Avastin is an antibody that specifically targets and inhibits vascular endothelial growth factor (VEGF), a known key factor for driving tumor growth. First approved for colorectal cancer in 2004, the new indication makes the drug the first biologic to be approved with chemotherapy drugs paclitaxel and cisplatin or paclitaxel and topotecan for advanced cervical cancer.
“Avastin is the first drug approved for patients with late-stage cervical cancer since the 2006 approval of topotecan with cisplatin. It is also the first biologic agent approved for patients with late-stage cervical cancer and was approved in less than four months under the FDA’s priority review program,” said Richard Pazdur, director of the Office of Hematology and Oncology Products in the FDA’s Center for Drug Evaluation and Research.

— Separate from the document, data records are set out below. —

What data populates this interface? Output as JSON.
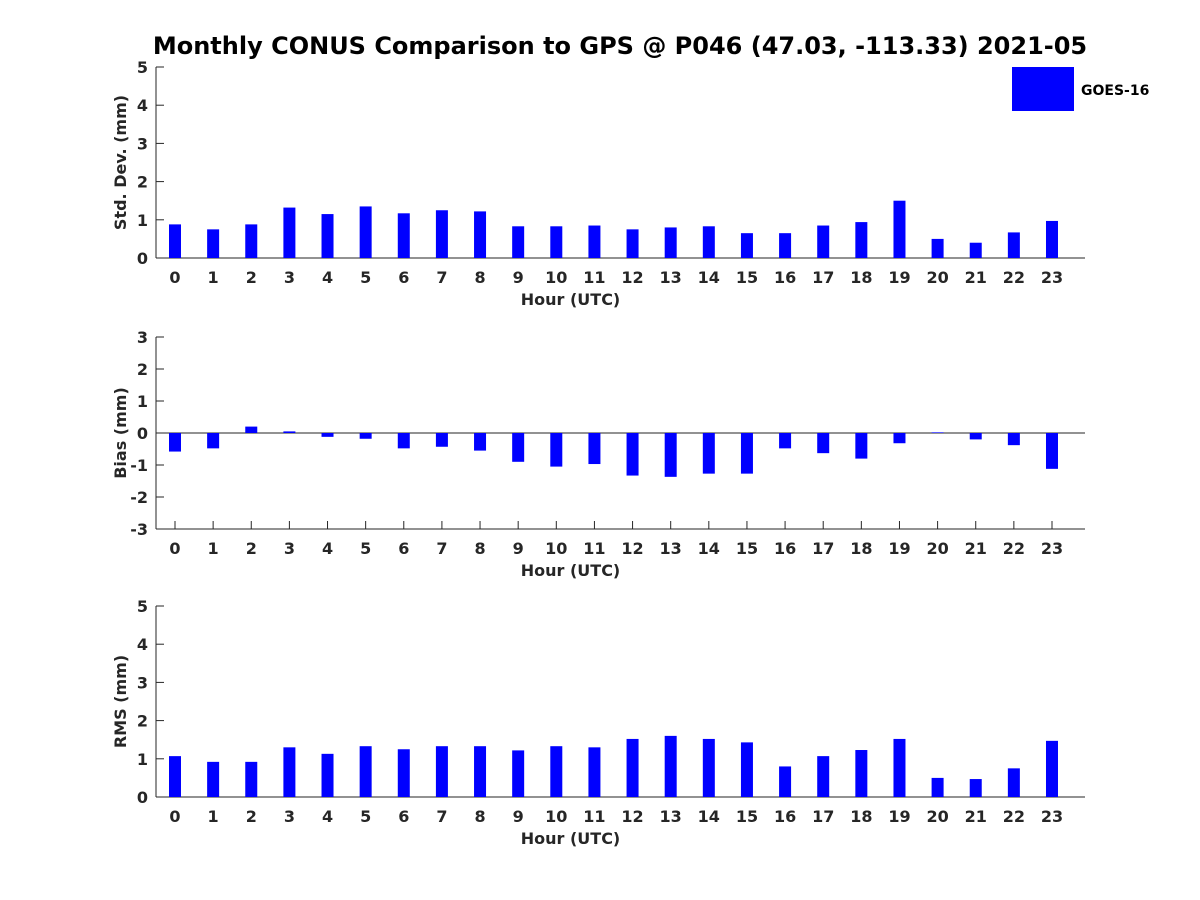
{
  "title": "Monthly CONUS Comparison to GPS @ P046 (47.03, -113.33) 2021-05",
  "legend": {
    "label": "GOES-16",
    "color": "#0000ff",
    "placement": "top-right"
  },
  "chart_data": [
    {
      "type": "bar",
      "xlabel": "Hour (UTC)",
      "ylabel": "Std. Dev. (mm)",
      "ylim": [
        0,
        5
      ],
      "yticks": [
        "0",
        "1",
        "2",
        "3",
        "4",
        "5"
      ],
      "categories": [
        "0",
        "1",
        "2",
        "3",
        "4",
        "5",
        "6",
        "7",
        "8",
        "9",
        "10",
        "11",
        "12",
        "13",
        "14",
        "15",
        "16",
        "17",
        "18",
        "19",
        "20",
        "21",
        "22",
        "23"
      ],
      "series": [
        {
          "name": "GOES-16",
          "color": "#0000ff",
          "values": [
            0.88,
            0.75,
            0.88,
            1.32,
            1.15,
            1.35,
            1.17,
            1.25,
            1.22,
            0.83,
            0.83,
            0.85,
            0.75,
            0.8,
            0.83,
            0.65,
            0.65,
            0.85,
            0.94,
            1.5,
            0.5,
            0.4,
            0.67,
            0.97
          ]
        }
      ],
      "grid": false
    },
    {
      "type": "bar",
      "xlabel": "Hour (UTC)",
      "ylabel": "Bias (mm)",
      "ylim": [
        -3,
        3
      ],
      "yticks": [
        "-3",
        "-2",
        "-1",
        "0",
        "1",
        "2",
        "3"
      ],
      "categories": [
        "0",
        "1",
        "2",
        "3",
        "4",
        "5",
        "6",
        "7",
        "8",
        "9",
        "10",
        "11",
        "12",
        "13",
        "14",
        "15",
        "16",
        "17",
        "18",
        "19",
        "20",
        "21",
        "22",
        "23"
      ],
      "series": [
        {
          "name": "GOES-16",
          "color": "#0000ff",
          "values": [
            -0.58,
            -0.48,
            0.2,
            0.05,
            -0.12,
            -0.18,
            -0.48,
            -0.43,
            -0.55,
            -0.9,
            -1.05,
            -0.97,
            -1.33,
            -1.37,
            -1.27,
            -1.27,
            -0.48,
            -0.63,
            -0.8,
            -0.32,
            0.02,
            -0.2,
            -0.38,
            -1.12
          ]
        }
      ],
      "grid": false
    },
    {
      "type": "bar",
      "xlabel": "Hour (UTC)",
      "ylabel": "RMS (mm)",
      "ylim": [
        0,
        5
      ],
      "yticks": [
        "0",
        "1",
        "2",
        "3",
        "4",
        "5"
      ],
      "categories": [
        "0",
        "1",
        "2",
        "3",
        "4",
        "5",
        "6",
        "7",
        "8",
        "9",
        "10",
        "11",
        "12",
        "13",
        "14",
        "15",
        "16",
        "17",
        "18",
        "19",
        "20",
        "21",
        "22",
        "23"
      ],
      "series": [
        {
          "name": "GOES-16",
          "color": "#0000ff",
          "values": [
            1.07,
            0.92,
            0.92,
            1.3,
            1.13,
            1.33,
            1.25,
            1.33,
            1.33,
            1.22,
            1.33,
            1.3,
            1.52,
            1.6,
            1.52,
            1.43,
            0.8,
            1.07,
            1.23,
            1.52,
            0.5,
            0.47,
            0.75,
            1.47
          ]
        }
      ],
      "grid": false
    }
  ]
}
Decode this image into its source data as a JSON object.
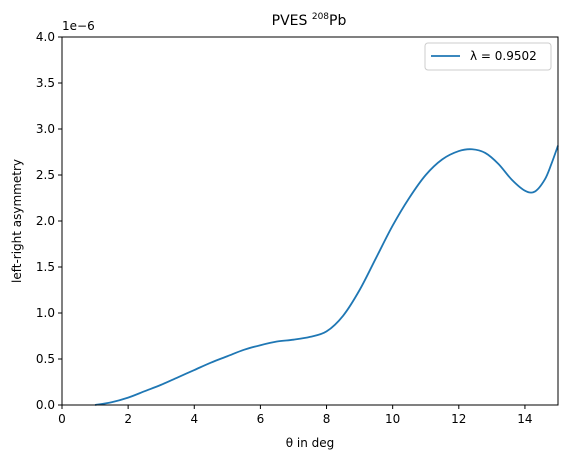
{
  "chart_data": {
    "type": "line",
    "title": "PVES",
    "title_sup": "208",
    "title_suffix": "Pb",
    "xlabel": "θ in deg",
    "ylabel": "left-right asymmetry",
    "y_offset_label": "1e−6",
    "xlim": [
      0,
      15
    ],
    "ylim": [
      0,
      4.0
    ],
    "y_scale": 1e-06,
    "x_ticks": [
      0,
      2,
      4,
      6,
      8,
      10,
      12,
      14
    ],
    "x_tick_labels": [
      "0",
      "2",
      "4",
      "6",
      "8",
      "10",
      "12",
      "14"
    ],
    "y_ticks": [
      0.0,
      0.5,
      1.0,
      1.5,
      2.0,
      2.5,
      3.0,
      3.5,
      4.0
    ],
    "y_tick_labels": [
      "0.0",
      "0.5",
      "1.0",
      "1.5",
      "2.0",
      "2.5",
      "3.0",
      "3.5",
      "4.0"
    ],
    "grid": false,
    "legend_position": "top-right",
    "series": [
      {
        "name": "λ = 0.9502",
        "color": "#1f77b4",
        "x": [
          1.0,
          1.5,
          2.0,
          2.5,
          3.0,
          3.5,
          4.0,
          4.5,
          5.0,
          5.5,
          6.0,
          6.5,
          7.0,
          7.5,
          8.0,
          8.5,
          9.0,
          9.5,
          10.0,
          10.5,
          11.0,
          11.5,
          12.0,
          12.4,
          12.8,
          13.2,
          13.6,
          14.0,
          14.3,
          14.6,
          14.8,
          15.0
        ],
        "values": [
          0.0,
          0.03,
          0.08,
          0.15,
          0.22,
          0.3,
          0.38,
          0.46,
          0.53,
          0.6,
          0.65,
          0.69,
          0.71,
          0.74,
          0.8,
          0.97,
          1.25,
          1.6,
          1.95,
          2.25,
          2.5,
          2.67,
          2.76,
          2.78,
          2.74,
          2.62,
          2.45,
          2.33,
          2.32,
          2.45,
          2.62,
          2.82
        ]
      }
    ]
  }
}
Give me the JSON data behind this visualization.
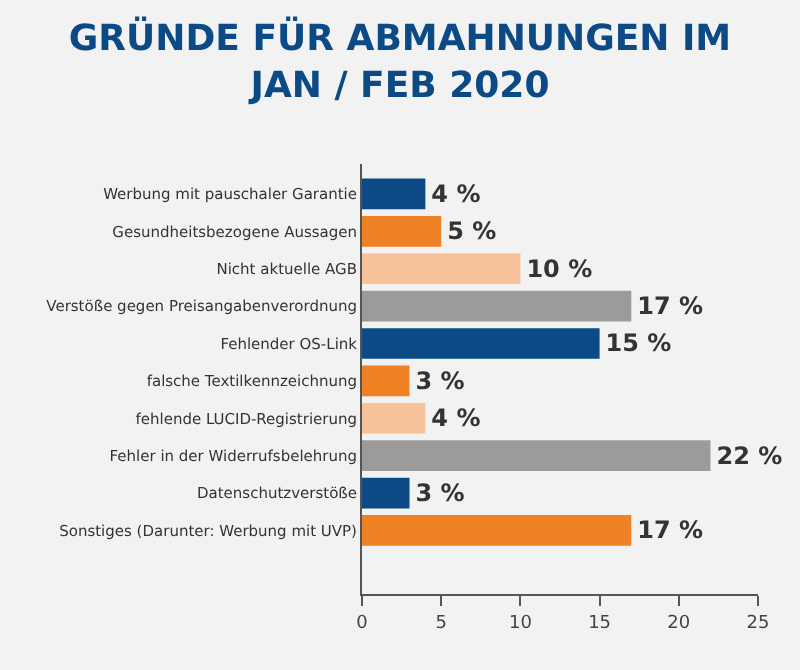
{
  "chart_data": {
    "type": "bar",
    "orientation": "horizontal",
    "title": "GRÜNDE FÜR ABMAHNUNGEN IM\nJAN / FEB 2020",
    "categories": [
      "Werbung mit pauschaler Garantie",
      "Gesundheitsbezogene Aussagen",
      "Nicht aktuelle AGB",
      "Verstöße gegen Preisangabenverordnung",
      "Fehlender OS-Link",
      "falsche Textilkennzeichnung",
      "fehlende LUCID-Registrierung",
      "Fehler in der Widerrufsbelehrung",
      "Datenschutzverstöße",
      "Sonstiges (Darunter: Werbung mit UVP)"
    ],
    "values": [
      4,
      5,
      10,
      17,
      15,
      3,
      4,
      22,
      3,
      17
    ],
    "value_labels": [
      "4 %",
      "5 %",
      "10 %",
      "17 %",
      "15 %",
      "3 %",
      "4 %",
      "22 %",
      "3 %",
      "17 %"
    ],
    "colors": [
      "#0b4a85",
      "#f08226",
      "#f7c29a",
      "#9b9b9b",
      "#0b4a85",
      "#f08226",
      "#f7c29a",
      "#9b9b9b",
      "#0b4a85",
      "#f08226"
    ],
    "xlim": [
      0,
      25
    ],
    "xticks": [
      0,
      5,
      10,
      15,
      20,
      25
    ],
    "grid": false
  }
}
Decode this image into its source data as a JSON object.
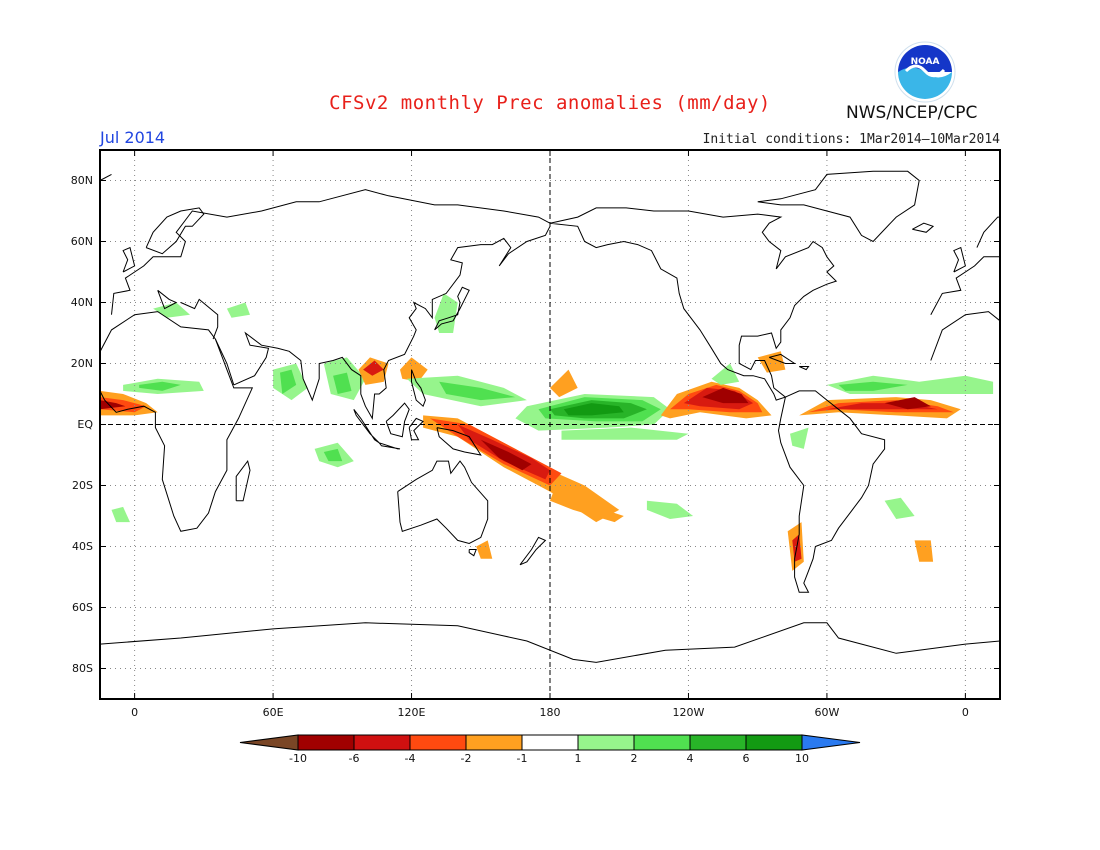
{
  "title": "CFSv2 monthly Prec anomalies (mm/day)",
  "month": "Jul 2014",
  "initial_conditions": "Initial conditions: 1Mar2014–10Mar2014",
  "agency": "NWS/NCEP/CPC",
  "logo_text": "NOAA",
  "latitude_labels": [
    "80N",
    "60N",
    "40N",
    "20N",
    "EQ",
    "20S",
    "40S",
    "60S",
    "80S"
  ],
  "latitude_values": [
    80,
    60,
    40,
    20,
    0,
    -20,
    -40,
    -60,
    -80
  ],
  "longitude_labels": [
    "0",
    "60E",
    "120E",
    "180",
    "120W",
    "60W",
    "0"
  ],
  "longitude_values": [
    0,
    60,
    120,
    180,
    240,
    300,
    360
  ],
  "colorbar": {
    "labels": [
      "-10",
      "-6",
      "-4",
      "-2",
      "-1",
      "1",
      "2",
      "4",
      "6",
      "10"
    ],
    "colors": [
      "#7a4626",
      "#a00000",
      "#d01010",
      "#ff4a10",
      "#ffa020",
      "#ffffff",
      "#96f58c",
      "#50e050",
      "#28b428",
      "#129a12",
      "#2a7af0"
    ]
  },
  "colors": {
    "title": "#e8201a",
    "month": "#2045e0",
    "neg_strong": "#a00000",
    "neg_mid": "#d81a10",
    "neg_light": "#ff4a10",
    "neg_faint": "#ffa020",
    "pos_faint": "#96f58c",
    "pos_light": "#50e050",
    "pos_mid": "#28b428",
    "pos_strong": "#129a12"
  }
}
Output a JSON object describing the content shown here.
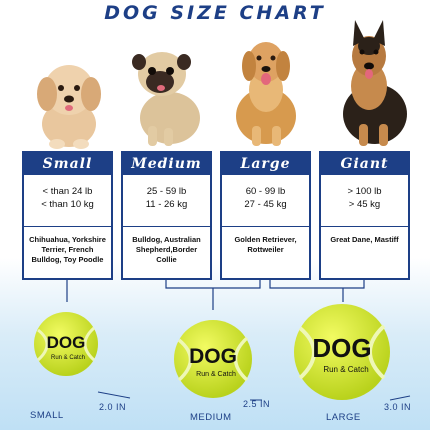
{
  "title": "DOG SIZE CHART",
  "cards": [
    {
      "name": "Small",
      "weight_lb": "< than 24 lb",
      "weight_kg": "< than 10 kg",
      "breeds": "Chihuahua, Yorkshire Terrier, French Bulldog, Toy Poodle"
    },
    {
      "name": "Medium",
      "weight_lb": "25 - 59 lb",
      "weight_kg": "11 - 26 kg",
      "breeds": "Bulldog, Australian Shepherd,Border Collie"
    },
    {
      "name": "Large",
      "weight_lb": "60 - 99 lb",
      "weight_kg": "27 - 45 kg",
      "breeds": "Golden Retriever, Rottweiler"
    },
    {
      "name": "Giant",
      "weight_lb": "> 100 lb",
      "weight_kg": ">  45   kg",
      "breeds": "Great Dane, Mastiff"
    }
  ],
  "balls": [
    {
      "label": "SMALL",
      "size": "2.0 IN",
      "brand": "DOG",
      "sub": "Run & Catch"
    },
    {
      "label": "MEDIUM",
      "size": "2.5 IN",
      "brand": "DOG",
      "sub": "Run & Catch"
    },
    {
      "label": "LARGE",
      "size": "3.0 IN",
      "brand": "DOG",
      "sub": "Run & Catch"
    }
  ],
  "colors": {
    "navy": "#1d3f86",
    "ball": "#d9ee2a",
    "ball_dark": "#b9d21c"
  },
  "icons": [
    "puppy-illustration",
    "pug-illustration",
    "golden-retriever-illustration",
    "german-shepherd-illustration",
    "tennis-ball-icon",
    "paw-icon"
  ]
}
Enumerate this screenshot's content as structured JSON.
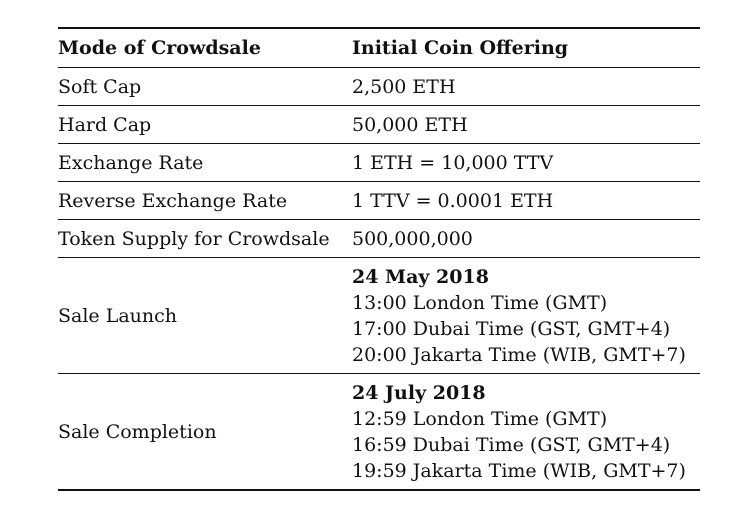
{
  "table": {
    "header": {
      "col1": "Mode of Crowdsale",
      "col2": "Initial Coin Offering"
    },
    "rows": [
      {
        "label": "Soft Cap",
        "value": "2,500 ETH"
      },
      {
        "label": "Hard Cap",
        "value": "50,000 ETH"
      },
      {
        "label": "Exchange Rate",
        "value": "1 ETH = 10,000 TTV"
      },
      {
        "label": "Reverse Exchange Rate",
        "value": "1 TTV = 0.0001 ETH"
      },
      {
        "label": "Token Supply for Crowdsale",
        "value": "500,000,000"
      }
    ],
    "sale_launch": {
      "label": "Sale Launch",
      "date": "24 May 2018",
      "times": [
        "13:00 London Time (GMT)",
        "17:00 Dubai Time (GST, GMT+4)",
        "20:00 Jakarta Time (WIB, GMT+7)"
      ]
    },
    "sale_completion": {
      "label": "Sale Completion",
      "date": "24 July 2018",
      "times": [
        "12:59 London Time (GMT)",
        "16:59 Dubai Time (GST, GMT+4)",
        "19:59 Jakarta Time (WIB, GMT+7)"
      ]
    }
  }
}
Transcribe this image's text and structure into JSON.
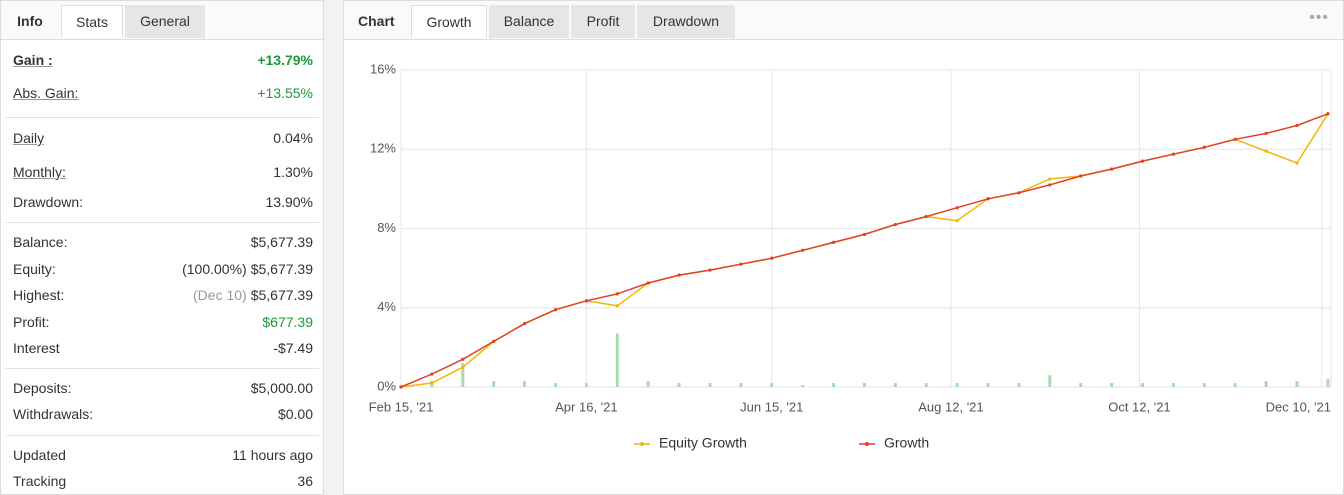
{
  "left_panel": {
    "tabs": [
      "Info",
      "Stats",
      "General"
    ],
    "active_tab": 1,
    "groups": [
      [
        {
          "label": "Gain :",
          "value": "+13.79%",
          "value_color": "#1a9a3a",
          "bold": true,
          "underlined": true
        },
        {
          "label": "Abs. Gain:",
          "value": "+13.55%",
          "value_color": "#1a9a3a",
          "underlined": true
        }
      ],
      [
        {
          "label": "Daily",
          "value": "0.04%",
          "underlined": true
        },
        {
          "label": "Monthly:",
          "value": "1.30%",
          "underlined": true
        },
        {
          "label": "Drawdown:",
          "value": "13.90%"
        }
      ],
      [
        {
          "label": "Balance:",
          "value": "$5,677.39"
        },
        {
          "label": "Equity:",
          "note": "(100.00%)",
          "value": "$5,677.39"
        },
        {
          "label": "Highest:",
          "note": "(Dec 10)",
          "note_color": "#999999",
          "value": "$5,677.39"
        },
        {
          "label": "Profit:",
          "value": "$677.39",
          "value_color": "#1a9a3a"
        },
        {
          "label": "Interest",
          "value": "-$7.49"
        }
      ],
      [
        {
          "label": "Deposits:",
          "value": "$5,000.00"
        },
        {
          "label": "Withdrawals:",
          "value": "$0.00"
        }
      ],
      [
        {
          "label": "Updated",
          "value": "11 hours ago"
        },
        {
          "label": "Tracking",
          "value": "36"
        }
      ]
    ]
  },
  "chart_panel": {
    "title": "Chart",
    "tabs": [
      "Growth",
      "Balance",
      "Profit",
      "Drawdown"
    ],
    "active_tab": 0
  },
  "chart_data": {
    "type": "line",
    "x": [
      "2021-02-15",
      "2021-02-25",
      "2021-03-07",
      "2021-03-17",
      "2021-03-27",
      "2021-04-06",
      "2021-04-16",
      "2021-04-26",
      "2021-05-06",
      "2021-05-16",
      "2021-05-26",
      "2021-06-05",
      "2021-06-15",
      "2021-06-25",
      "2021-07-05",
      "2021-07-15",
      "2021-07-25",
      "2021-08-04",
      "2021-08-14",
      "2021-08-24",
      "2021-09-03",
      "2021-09-13",
      "2021-09-23",
      "2021-10-03",
      "2021-10-13",
      "2021-10-23",
      "2021-11-02",
      "2021-11-12",
      "2021-11-22",
      "2021-12-02",
      "2021-12-12"
    ],
    "xlim": [
      "2021-02-15",
      "2021-12-13"
    ],
    "xticks": [
      {
        "value": "2021-02-15",
        "label": "Feb 15, '21"
      },
      {
        "value": "2021-04-16",
        "label": "Apr 16, '21"
      },
      {
        "value": "2021-06-15",
        "label": "Jun 15, '21"
      },
      {
        "value": "2021-08-12",
        "label": "Aug 12, '21"
      },
      {
        "value": "2021-10-12",
        "label": "Oct 12, '21"
      },
      {
        "value": "2021-12-10",
        "label": "Dec 10, '21"
      }
    ],
    "ylim": [
      0,
      16
    ],
    "yticks": [
      {
        "value": 0,
        "label": "0%"
      },
      {
        "value": 4,
        "label": "4%"
      },
      {
        "value": 8,
        "label": "8%"
      },
      {
        "value": 12,
        "label": "12%"
      },
      {
        "value": 16,
        "label": "16%"
      }
    ],
    "grid": true,
    "series": [
      {
        "name": "Equity Growth",
        "color": "#f2b705",
        "values": [
          0,
          0.2,
          1.0,
          2.3,
          3.2,
          3.9,
          4.35,
          4.1,
          5.25,
          5.65,
          5.9,
          6.2,
          6.5,
          6.9,
          7.3,
          7.7,
          8.2,
          8.6,
          8.4,
          9.5,
          9.8,
          10.5,
          10.65,
          11.0,
          11.4,
          11.75,
          12.1,
          12.5,
          11.9,
          11.3,
          13.79
        ]
      },
      {
        "name": "Growth",
        "color": "#e0412a",
        "values": [
          0,
          0.65,
          1.4,
          2.3,
          3.2,
          3.9,
          4.35,
          4.7,
          5.25,
          5.65,
          5.9,
          6.2,
          6.5,
          6.9,
          7.3,
          7.7,
          8.2,
          8.6,
          9.05,
          9.5,
          9.8,
          10.2,
          10.65,
          11.0,
          11.4,
          11.75,
          12.1,
          12.5,
          12.8,
          13.2,
          13.79
        ]
      }
    ],
    "bars": {
      "color": "#a8dcae",
      "values": [
        0.1,
        0.3,
        1.2,
        0.3,
        0.3,
        0.2,
        0.2,
        2.7,
        0.3,
        0.2,
        0.2,
        0.2,
        0.2,
        0.1,
        0.2,
        0.2,
        0.2,
        0.2,
        0.2,
        0.2,
        0.2,
        0.6,
        0.2,
        0.2,
        0.2,
        0.2,
        0.2,
        0.2,
        0.3,
        0.3,
        0.4
      ]
    },
    "legend": "bottom"
  }
}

The approval was supported by positive results from a clinical study demonstrating Avastin’s safety and effectiveness in 452 patients with persistent, recurrent, or late-stage disease. Those who received Avastin with chemotherapy achieved a significant increase in overall survival than those who received chemotherapy alone.
Sandra Horning, CMO and Head of Global Product Development at Roche, said, “With this approval, women with advanced cervical cancer now have the option of Avastin plus chemotherapy to help them live longer than with chemotherapy alone. Cervical cancer is most commonly diagnosed in women between the ages of 35 and 44, and until today, chemotherapy was the only approved treatment option for women whose cancer recurred, persisted, or spread.”
Cervical cancer is usually due to human papillomaviruses (HPV), which causes cells to become cancerous. Though there are vaccines available to prevent many types of HPV that can cause cancer of the cervix, an estimated 12,360 women in the U.S. will be diagnosed in 2014. For these 12,000, an estimated 4,020 will die from the disease, according to the National Cancer Institute.
Avastin is currently marketed by Roche Group member, Genentech.